L’AMÉNAGEMENT DES PRISONS
L’infrastructure des prisons n’offre pas toujours un cadre idéal pour accueillir un enfant. Bien sûr, certaines d’entre elles disposent d’un jardin, de pièces aménagées pour rendre les rencontres le plus agréables possible, mais il existe encore des prisons dans lesquelles les salles de visites se limitent à une pièce lugubre au sous-sol, sans fenêtre et à l’atmosphère hostile. Il est évidemment impossible de déguiser la prison en plaine de jeux; d’ailleurs, la panoplie de gardiens, de portes blindées, de clés, de détecteurs de métaux apparaît comme des éléments inévitables quand nous pénétrons dans les centres de détention, mais, grâce aux dons qu’il reçoit, le Relais Enfants-Parents peut investir dans du matériel pour aménager les salles de visites afin de permettre aux enfants de colorier ou de montrer leurs exploits physiques à papa ou maman, ou de donner la possibilité aux parents de leur lire une histoire ou aider aux devoirs. Un des projets de l’équipe est de mettre en place une mascotte qui accompagnerait l’enfant de l’entrée de la prison jusqu’à la salle de visite, cela rendrait ce parcours parfois stressant moins formel et plus détendu.

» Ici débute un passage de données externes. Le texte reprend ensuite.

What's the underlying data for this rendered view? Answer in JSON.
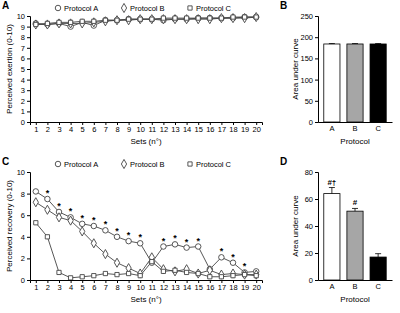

INSCRIRE LE LIEN DANS LA LOI
Une proposition de résolution visant à favoriser les relations entre les enfants et leurs parents en prison a été introduite au parlement francophone bruxellois le 1er juin 2018 suivie le 3 juillet 2018 par l’adoption d’un texte dans lequel l’assemblée de la Commission communautaire française reconnaît l’importance dans le développement de l’enfant de maintenir un lien avec son parent incarcéré ainsi que le fait qu’une prison n’est pas un milieu favorable pour permettre le maintien de ce lien. Dès lors, elle demande au gouvernement fédéral de réfléchir à une réforme du système pénitentiaire dans laquelle on mettrait tout en œuvre pour que ces visites soient le plus respectueuses possible, d’une part du bien-être et du développement de l’enfant, mais aussi d’autre part du droit d’être parent et de participer à l’éducation et à la vie de son enfant malgré un séjour en prison.